Dans un pays confronté au chômage, le sort du personnel préoccupe plus d’un. Êtes-vous sûr que le CES pourra prendre en compte tous les agents qui travaillaient au sein de l’institution du Médiateur ?
Dès sa prise de fonction, le Président du Conseil Économique et Social a rencontré l’ensemble du personnel, qu’il s’agisse des agents du CES ou de ceux du Médiateur, ainsi que du personnel civil et militaire, afin d’échanger avec eux. Son message a été clair, il n’est pas venu pour renvoyer qui que ce soit. Et depuis qu’il est là, il n’a renvoyé personne. Mieux encore, après la validation du règlement intérieur par la Cour constitutionnelle, le Président a pris une décision visant à reverser l’ensemble du personnel de l’ancien Médiateur dans les effectifs du Conseil Économique et Social. Voilà autant d’éléments qui prouvent que nous ne sommes pas dans une logique de licenciement ou de renvoi du personnel.

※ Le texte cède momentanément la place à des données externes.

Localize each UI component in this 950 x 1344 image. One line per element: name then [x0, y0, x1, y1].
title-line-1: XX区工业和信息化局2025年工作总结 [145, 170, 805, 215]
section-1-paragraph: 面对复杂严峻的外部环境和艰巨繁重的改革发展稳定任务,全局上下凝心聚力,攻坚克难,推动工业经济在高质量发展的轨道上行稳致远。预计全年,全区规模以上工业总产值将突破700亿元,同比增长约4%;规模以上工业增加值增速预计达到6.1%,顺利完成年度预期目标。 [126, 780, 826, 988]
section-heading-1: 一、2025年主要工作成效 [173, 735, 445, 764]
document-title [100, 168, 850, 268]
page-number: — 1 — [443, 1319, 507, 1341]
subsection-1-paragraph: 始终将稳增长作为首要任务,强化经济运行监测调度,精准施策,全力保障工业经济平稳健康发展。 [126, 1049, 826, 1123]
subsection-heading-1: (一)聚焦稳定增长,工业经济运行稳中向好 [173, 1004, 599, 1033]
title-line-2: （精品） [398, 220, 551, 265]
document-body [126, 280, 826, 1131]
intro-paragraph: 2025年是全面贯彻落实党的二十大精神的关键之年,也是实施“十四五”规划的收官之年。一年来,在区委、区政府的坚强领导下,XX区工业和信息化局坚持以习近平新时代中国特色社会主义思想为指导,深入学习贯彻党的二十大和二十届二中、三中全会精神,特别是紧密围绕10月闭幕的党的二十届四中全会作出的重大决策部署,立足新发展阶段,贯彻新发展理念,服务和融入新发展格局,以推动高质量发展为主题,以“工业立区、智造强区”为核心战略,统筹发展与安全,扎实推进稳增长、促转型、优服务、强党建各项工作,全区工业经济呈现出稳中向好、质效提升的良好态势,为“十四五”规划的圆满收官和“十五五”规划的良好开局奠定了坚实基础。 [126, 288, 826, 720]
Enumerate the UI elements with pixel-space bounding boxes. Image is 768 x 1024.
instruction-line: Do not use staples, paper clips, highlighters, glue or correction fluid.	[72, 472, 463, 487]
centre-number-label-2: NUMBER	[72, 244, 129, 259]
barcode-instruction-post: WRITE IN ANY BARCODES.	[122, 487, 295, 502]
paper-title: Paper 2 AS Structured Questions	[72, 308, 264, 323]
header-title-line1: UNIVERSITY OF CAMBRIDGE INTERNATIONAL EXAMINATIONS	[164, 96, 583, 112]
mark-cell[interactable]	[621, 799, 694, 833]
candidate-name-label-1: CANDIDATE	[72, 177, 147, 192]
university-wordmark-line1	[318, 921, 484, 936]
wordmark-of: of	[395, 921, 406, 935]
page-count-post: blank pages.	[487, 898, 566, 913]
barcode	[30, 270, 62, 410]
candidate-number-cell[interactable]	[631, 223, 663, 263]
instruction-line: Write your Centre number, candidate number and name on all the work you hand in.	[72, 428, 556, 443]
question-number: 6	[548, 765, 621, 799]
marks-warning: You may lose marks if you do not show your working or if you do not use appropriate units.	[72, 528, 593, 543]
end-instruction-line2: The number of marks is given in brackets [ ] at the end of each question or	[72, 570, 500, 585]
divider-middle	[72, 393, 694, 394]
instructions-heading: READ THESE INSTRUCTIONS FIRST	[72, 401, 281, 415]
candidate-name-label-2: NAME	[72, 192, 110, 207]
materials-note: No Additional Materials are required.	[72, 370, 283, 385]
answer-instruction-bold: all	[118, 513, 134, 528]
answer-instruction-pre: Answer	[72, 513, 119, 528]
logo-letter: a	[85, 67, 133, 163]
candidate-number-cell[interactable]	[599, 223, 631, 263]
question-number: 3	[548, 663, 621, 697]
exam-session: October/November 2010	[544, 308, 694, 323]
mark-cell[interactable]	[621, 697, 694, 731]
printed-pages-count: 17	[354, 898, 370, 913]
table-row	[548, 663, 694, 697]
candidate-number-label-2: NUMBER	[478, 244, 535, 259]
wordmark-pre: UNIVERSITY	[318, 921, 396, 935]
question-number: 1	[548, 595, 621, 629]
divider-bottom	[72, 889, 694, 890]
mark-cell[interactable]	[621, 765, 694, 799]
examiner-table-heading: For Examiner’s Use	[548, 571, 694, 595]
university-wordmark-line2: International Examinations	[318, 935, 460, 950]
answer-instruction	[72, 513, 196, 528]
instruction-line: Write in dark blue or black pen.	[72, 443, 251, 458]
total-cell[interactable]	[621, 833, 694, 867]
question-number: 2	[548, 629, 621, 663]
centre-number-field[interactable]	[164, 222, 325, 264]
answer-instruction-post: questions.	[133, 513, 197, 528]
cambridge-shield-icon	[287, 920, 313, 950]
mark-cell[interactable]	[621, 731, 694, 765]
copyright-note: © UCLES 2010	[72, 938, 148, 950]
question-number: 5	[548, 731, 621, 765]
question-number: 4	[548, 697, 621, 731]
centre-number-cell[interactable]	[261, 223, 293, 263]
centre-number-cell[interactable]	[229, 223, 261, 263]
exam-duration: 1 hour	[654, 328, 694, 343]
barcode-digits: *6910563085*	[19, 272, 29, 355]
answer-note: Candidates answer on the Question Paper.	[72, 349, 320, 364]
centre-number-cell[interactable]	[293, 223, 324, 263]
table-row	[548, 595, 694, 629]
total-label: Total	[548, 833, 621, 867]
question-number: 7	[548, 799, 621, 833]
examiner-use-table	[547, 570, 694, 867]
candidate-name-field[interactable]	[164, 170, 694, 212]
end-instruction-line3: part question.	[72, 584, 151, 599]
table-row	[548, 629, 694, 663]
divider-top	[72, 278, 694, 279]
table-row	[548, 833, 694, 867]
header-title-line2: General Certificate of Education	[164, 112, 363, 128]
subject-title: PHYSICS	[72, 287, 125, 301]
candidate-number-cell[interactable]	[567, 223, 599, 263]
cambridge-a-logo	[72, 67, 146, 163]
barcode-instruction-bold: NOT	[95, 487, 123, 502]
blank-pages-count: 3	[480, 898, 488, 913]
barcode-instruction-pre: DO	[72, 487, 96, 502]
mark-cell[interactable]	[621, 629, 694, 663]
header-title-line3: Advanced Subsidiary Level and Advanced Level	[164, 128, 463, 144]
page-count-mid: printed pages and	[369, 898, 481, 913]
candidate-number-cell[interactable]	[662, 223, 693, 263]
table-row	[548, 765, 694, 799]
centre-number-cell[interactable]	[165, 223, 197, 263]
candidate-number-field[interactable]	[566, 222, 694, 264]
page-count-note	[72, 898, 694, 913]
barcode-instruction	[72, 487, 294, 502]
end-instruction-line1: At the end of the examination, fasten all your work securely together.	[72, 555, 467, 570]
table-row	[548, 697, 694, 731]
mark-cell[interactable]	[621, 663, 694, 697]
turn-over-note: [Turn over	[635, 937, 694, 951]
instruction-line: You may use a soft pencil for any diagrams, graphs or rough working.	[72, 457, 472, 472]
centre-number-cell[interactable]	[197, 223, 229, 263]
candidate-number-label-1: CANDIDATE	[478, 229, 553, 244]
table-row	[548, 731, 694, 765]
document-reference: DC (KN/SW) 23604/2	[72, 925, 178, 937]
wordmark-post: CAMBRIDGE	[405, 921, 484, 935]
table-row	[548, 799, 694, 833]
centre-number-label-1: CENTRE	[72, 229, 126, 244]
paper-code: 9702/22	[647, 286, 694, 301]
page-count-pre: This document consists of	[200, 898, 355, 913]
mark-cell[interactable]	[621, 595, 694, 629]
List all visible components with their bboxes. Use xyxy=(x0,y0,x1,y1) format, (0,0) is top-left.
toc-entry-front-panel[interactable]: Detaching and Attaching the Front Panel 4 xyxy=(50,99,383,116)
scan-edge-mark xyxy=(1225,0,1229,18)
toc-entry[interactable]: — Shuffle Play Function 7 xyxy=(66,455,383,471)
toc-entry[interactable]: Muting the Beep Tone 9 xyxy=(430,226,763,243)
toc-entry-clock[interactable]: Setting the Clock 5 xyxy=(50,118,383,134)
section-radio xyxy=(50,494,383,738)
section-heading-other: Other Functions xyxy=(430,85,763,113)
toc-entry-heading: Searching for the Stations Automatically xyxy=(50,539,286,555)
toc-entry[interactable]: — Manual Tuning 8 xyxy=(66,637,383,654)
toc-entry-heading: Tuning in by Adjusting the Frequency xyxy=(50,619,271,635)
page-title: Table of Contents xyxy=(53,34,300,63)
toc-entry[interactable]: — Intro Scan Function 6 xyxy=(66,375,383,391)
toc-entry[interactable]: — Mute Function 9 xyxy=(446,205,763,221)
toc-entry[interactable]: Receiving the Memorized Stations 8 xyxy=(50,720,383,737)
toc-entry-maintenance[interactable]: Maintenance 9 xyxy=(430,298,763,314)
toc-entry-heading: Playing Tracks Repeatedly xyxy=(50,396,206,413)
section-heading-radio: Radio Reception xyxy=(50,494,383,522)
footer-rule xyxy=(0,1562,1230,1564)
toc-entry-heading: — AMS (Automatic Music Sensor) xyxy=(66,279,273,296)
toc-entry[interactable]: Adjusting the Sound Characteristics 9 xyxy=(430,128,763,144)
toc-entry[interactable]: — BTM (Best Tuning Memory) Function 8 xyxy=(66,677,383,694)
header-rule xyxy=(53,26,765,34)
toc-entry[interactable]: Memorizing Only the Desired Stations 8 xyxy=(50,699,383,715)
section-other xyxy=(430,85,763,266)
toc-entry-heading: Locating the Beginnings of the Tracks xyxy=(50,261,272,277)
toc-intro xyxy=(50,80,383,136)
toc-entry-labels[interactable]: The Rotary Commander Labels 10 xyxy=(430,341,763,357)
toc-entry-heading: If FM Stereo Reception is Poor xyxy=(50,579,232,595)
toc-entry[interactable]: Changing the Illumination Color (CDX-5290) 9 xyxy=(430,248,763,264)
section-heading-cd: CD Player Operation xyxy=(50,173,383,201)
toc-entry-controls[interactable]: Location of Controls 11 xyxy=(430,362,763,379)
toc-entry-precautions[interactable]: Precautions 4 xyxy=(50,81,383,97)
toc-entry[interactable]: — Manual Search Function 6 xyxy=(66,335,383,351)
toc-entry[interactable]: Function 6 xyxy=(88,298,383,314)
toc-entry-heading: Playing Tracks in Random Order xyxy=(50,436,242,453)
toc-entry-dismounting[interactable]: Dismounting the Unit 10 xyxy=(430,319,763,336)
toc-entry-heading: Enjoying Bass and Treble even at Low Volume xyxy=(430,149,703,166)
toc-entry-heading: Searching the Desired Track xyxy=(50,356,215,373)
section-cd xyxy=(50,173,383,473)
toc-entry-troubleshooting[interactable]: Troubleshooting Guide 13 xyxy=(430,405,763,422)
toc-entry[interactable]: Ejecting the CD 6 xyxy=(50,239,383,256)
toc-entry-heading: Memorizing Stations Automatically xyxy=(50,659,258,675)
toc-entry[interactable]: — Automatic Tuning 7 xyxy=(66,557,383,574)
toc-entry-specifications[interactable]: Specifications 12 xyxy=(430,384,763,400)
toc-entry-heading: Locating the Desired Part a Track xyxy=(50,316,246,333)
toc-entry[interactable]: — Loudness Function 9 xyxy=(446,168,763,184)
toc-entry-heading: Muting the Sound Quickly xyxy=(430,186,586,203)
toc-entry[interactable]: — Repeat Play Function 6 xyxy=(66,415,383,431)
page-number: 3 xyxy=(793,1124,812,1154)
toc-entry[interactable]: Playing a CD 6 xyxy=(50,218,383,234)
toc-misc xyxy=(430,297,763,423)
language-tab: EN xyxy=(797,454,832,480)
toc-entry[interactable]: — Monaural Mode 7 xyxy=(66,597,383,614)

Avec cette réforme, quelles sont donc les compétences élargies du Conseil Économique et Social ?
Le Conseil Économique et Social a bénéficié de compétences et d’attributions supplémentaires. Il faut notamment souligner que, désormais, le Conseil doit produire un rapport sur la situation économique du pays. Ce rapport doit être présenté au Gouvernement chaque année, au mois de septembre. Cette mission n’existait pas auparavant sous cette forme. Avec la réforme de 2026, le Conseil Économique et Social franchit donc un nouveau cap, ce qui nécessite également le renforcement de ses compétences et de ses capacités d’intervention. Le Président travaille justement à la mise en œuvre de ces nouvelles missions.